LA CHAIR ET L'ESPRIT

 

 

Notre amour, vicié par le venin de la convoitise, misérablement retenu dans la glu des plaisirs, nous entraîne toujours vers le bas, de son propre poids, de vice en vice. Mais la charité souffle d'en haut, fait fondre par sa chaleur cette torpeur innée, notre âme se redresse, se renouvelle, elle se trouve dotée des ailes d'argent de la colombe, elle va pouvoir voler vers ce bien sublime et pur, car elle est de sa race, comme dit saint Paul aux Athéniens. Après avoir beaucoup disserté avec subtilité sur Dieu et avoir apporté des textes de philosophes pour prouver qu'il n'y a qu'un Dieu en qui nous vivons, nous nous mouvons et nous avons l'être, saint Paul dit, entre autres, ceci : « De la race duquel nous sommes », et il reprend : « que si nous sommes de la race de Dieu » (Act. 17, 28). Qu'on n'aille pas s'imaginer que l'apôtre ait dit que nous étions de la race de Dieu en ce sens que nous serions de la même nature ou de la même substance que Dieu. En ce cas, nous ne serions plus ni soumis au changement, ni corruptibles, et il nous serait impossible d'être parfois malheureux. Nous ne sommes pas non plus comme son Fils unique, né de sa substance et égal en tout au Père.

 

Saint Paul affirme simplement que nous sommes de la race de Dieu pour cette raison-ci (du moins il ne l'exclut pas) : l'âme raisonnable, créée à l'image de Dieu, doit être reconnue capable de participer à sa sagesse et à sa béatitude.

 

La charité soulève donc notre âme vers ce pour quoi elle est faite ; la convoitise pousse notre âme vers ce à quoi elle tend d'elle-même. Voilà pourquoi cette part de notre âme que nous avons coutume d'appeler notre amour, seule capable de charité mais aussi de cupidité, est divisée contre elle-même, parce qu'elle répond à un double appel en sens opposés : l'appel de la charité nouvellement infusée et celui de la convoitise qui a laissé sa marque.

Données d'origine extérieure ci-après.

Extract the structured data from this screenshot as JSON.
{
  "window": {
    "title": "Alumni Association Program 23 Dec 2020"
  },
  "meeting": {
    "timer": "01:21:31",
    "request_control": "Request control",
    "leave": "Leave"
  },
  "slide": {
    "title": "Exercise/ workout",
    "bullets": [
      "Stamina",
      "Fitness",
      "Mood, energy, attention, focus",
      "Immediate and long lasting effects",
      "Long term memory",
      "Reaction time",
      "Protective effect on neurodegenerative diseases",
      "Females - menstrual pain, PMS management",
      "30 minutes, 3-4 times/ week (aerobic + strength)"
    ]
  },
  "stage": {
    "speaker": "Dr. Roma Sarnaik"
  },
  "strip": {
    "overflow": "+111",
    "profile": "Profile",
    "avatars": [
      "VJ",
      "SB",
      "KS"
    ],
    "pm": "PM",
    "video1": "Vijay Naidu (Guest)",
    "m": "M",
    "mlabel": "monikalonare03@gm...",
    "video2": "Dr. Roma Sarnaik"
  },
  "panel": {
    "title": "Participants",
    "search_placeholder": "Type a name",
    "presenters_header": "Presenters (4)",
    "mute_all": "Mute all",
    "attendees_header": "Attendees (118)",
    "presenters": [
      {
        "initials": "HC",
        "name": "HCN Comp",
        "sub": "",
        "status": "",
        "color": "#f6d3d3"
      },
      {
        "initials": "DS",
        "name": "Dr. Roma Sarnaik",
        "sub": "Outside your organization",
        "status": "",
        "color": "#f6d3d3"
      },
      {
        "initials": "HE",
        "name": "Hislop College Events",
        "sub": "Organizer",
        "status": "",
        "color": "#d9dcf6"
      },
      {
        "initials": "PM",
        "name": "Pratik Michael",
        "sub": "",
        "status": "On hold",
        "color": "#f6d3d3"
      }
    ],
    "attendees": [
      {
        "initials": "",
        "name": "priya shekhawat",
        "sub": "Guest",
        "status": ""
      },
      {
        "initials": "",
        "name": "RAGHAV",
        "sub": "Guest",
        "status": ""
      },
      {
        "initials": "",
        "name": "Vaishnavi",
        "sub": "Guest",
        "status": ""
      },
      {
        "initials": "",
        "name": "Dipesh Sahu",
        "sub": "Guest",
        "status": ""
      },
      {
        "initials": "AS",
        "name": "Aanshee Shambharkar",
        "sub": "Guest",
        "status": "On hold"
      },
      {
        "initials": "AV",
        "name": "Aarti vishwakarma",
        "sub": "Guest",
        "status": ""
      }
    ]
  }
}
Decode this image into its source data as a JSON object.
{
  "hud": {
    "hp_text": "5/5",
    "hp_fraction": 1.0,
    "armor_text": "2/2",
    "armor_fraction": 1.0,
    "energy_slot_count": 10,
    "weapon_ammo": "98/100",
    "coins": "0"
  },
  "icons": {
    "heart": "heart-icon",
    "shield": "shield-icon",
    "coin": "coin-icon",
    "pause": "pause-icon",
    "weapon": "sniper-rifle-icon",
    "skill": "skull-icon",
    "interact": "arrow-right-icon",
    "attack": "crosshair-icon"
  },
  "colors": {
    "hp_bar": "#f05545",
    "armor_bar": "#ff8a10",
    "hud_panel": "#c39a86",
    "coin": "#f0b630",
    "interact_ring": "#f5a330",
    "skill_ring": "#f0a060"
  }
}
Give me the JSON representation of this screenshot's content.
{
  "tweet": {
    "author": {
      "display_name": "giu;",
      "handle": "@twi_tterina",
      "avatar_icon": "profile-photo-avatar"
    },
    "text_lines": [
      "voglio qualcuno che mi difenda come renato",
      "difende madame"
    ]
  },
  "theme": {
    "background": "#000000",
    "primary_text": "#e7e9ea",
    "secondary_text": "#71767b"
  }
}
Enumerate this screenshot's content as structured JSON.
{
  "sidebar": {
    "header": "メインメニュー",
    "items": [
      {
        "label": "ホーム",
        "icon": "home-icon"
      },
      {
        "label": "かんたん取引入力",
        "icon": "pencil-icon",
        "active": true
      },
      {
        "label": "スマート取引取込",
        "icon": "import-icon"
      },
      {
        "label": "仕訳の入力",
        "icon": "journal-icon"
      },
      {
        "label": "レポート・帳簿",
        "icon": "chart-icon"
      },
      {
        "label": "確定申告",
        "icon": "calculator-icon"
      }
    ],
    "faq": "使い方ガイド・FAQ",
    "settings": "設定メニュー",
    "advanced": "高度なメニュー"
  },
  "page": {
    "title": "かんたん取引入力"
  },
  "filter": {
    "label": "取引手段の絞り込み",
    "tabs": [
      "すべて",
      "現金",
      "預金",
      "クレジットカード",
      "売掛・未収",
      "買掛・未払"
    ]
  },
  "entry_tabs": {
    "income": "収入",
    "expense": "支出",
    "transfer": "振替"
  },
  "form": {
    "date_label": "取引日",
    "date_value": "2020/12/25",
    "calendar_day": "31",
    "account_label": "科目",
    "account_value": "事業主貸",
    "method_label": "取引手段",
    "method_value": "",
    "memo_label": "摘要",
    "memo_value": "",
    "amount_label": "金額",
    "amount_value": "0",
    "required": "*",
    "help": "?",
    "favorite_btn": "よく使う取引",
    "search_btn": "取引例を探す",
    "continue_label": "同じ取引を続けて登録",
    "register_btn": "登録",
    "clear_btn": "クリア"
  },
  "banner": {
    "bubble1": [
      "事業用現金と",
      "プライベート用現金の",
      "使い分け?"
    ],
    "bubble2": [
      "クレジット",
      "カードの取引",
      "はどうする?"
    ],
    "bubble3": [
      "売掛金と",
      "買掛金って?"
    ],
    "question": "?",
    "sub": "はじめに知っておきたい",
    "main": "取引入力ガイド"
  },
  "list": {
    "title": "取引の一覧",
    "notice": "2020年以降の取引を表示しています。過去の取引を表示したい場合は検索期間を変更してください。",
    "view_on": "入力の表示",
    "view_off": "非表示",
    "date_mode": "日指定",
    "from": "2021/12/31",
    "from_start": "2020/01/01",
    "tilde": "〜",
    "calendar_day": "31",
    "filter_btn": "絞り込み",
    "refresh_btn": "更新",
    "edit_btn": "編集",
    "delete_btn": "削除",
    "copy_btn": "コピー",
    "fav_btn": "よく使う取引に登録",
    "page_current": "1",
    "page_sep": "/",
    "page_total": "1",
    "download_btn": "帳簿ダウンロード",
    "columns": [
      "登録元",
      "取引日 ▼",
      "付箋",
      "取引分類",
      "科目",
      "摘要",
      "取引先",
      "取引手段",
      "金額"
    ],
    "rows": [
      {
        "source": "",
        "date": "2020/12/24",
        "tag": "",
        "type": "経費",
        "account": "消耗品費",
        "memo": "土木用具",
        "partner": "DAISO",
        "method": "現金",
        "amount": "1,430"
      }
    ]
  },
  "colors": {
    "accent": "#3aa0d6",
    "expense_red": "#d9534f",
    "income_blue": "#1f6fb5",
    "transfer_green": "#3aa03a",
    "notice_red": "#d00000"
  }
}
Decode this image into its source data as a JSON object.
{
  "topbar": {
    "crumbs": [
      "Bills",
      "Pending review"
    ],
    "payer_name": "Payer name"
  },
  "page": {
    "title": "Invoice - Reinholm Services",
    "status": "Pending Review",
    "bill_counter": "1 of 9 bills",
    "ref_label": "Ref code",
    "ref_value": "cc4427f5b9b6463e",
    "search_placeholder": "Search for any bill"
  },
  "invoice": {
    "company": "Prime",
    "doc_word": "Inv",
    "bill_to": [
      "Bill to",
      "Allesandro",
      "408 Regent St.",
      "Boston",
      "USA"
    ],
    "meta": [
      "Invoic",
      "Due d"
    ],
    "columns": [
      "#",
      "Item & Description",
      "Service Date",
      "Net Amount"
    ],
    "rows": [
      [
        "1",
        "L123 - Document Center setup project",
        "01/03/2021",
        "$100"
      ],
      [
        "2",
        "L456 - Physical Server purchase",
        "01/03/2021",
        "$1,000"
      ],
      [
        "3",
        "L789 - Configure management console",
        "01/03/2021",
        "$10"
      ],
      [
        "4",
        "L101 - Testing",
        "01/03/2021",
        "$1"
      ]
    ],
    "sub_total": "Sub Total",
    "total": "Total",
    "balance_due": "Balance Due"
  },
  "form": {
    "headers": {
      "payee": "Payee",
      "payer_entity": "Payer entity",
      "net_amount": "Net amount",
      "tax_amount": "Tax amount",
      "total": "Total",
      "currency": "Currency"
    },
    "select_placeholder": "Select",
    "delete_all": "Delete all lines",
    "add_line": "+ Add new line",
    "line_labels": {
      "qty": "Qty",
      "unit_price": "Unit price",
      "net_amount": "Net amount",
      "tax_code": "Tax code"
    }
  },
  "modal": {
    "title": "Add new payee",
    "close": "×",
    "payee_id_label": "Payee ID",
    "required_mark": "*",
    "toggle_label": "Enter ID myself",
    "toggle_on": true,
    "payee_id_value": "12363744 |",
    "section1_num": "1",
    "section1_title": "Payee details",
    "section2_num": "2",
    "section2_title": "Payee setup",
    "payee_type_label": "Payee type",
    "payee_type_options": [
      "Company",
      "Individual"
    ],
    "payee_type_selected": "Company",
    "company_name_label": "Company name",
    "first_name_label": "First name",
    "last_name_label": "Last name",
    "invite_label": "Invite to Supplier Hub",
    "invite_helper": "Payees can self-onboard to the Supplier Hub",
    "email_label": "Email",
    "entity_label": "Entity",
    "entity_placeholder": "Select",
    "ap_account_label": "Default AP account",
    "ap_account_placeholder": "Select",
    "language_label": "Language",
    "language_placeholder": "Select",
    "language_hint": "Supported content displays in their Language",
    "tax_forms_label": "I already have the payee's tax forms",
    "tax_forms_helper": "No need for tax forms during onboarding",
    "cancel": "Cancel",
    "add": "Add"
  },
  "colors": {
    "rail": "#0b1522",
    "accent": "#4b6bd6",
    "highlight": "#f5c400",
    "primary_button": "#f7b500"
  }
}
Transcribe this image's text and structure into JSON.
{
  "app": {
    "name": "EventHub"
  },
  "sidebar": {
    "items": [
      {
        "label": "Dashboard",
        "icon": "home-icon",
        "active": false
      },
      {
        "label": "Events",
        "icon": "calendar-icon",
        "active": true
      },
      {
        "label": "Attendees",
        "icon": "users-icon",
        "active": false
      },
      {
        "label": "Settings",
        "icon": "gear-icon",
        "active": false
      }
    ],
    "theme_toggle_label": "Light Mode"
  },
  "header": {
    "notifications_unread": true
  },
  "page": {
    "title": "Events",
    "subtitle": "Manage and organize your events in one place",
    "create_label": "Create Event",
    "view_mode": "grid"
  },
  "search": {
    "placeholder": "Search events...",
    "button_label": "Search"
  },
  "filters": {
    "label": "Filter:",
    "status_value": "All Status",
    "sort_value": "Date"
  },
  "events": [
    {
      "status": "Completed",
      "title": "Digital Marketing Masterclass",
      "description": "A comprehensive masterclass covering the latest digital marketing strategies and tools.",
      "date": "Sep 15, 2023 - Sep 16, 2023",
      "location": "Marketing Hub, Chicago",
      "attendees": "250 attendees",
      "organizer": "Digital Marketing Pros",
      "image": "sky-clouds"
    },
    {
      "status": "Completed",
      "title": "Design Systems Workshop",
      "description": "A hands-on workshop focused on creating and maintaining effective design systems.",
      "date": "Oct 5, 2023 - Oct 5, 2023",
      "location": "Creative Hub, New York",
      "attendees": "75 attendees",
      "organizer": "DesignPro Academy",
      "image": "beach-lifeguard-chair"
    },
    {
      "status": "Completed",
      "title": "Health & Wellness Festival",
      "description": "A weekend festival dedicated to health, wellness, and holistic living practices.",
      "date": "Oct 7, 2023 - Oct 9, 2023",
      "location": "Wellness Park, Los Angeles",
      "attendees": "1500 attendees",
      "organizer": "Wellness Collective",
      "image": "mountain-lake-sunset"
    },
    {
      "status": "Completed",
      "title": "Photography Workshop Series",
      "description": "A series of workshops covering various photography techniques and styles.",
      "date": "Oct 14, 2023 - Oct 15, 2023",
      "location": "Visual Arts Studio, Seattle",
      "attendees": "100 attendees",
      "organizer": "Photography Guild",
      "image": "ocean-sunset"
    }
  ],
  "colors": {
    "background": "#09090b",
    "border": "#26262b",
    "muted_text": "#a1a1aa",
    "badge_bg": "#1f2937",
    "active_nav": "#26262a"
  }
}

L'apôtre n'a-t-il pas dit : « Ce que je veux faire, je ne le fais pas » (Rom. 7) et encore : « La chair convoite contre l'esprit, et l'esprit contre la chair. Ils luttent l'un contre l'autre, de sorte que ce n'est pas ce que vous voulez, que vous faites » (Gal. 5) ?

 

Il faut bien comprendre. Par les mots esprit et chair, l'apôtre ne suppose pas, comme font les manichéens, deux natures contraires dans l'homme. Par le mot « esprit », il désigne l'âme renouvelée par la charité. « La charité de Dieu est diffusée dans nos cœurs par l'Esprit-Saint qui nous a été donné. » Par le mot de « chair », il indique les restes de l'ancien esclavage de l'âme. Et saint Paul dit qu'entre ce principe invétéré auquel l'âme s'était accoutumée et le principe nouveau qui lui semble encore insolite, s'élève un conflit perpétuel.

 

Les chapitres 10 à 15 forment une longue digression sur la grâce et le libre arbitre, inspirée de saint Augustin et de saint Bernard.

 

Quel contraste entre la joie de la charité et le plaisir des passions ! Plus on est rempli de convoitises, plus on se sent loin de la vérité et malheureux. Écoute ces plaintes amères tout autour de toi.

Ô mon âme, sois comme un objet abandonné ; défaillante et toute passée en Dieu, tu en oublieras ta vie et ta mort, tu ne vivras et ne mourras que pour celui qui est mort et ressuscité pour toi. Ah ! Qui me donnera la coupe de ma délivrance, que j'y boive, que je m'enivre, et que dans une sorte de sommeil j'oublie tout, sauf aimer Dieu de tout mon cœur, de toute mon âme et de toutes mes forces ? Que je ne cherche plus mes intérêts mais ceux de Jésus-Christ et qu'aimant mon prochain comme moi-même, je ne pense plus à moi, mais aux autres ! Ô Verbe, abrégé de tout, Verbe de Dieu. Verbe qui dit tout. Garde la charité et rien ne te manque ; perds la charité et rien ne te profite.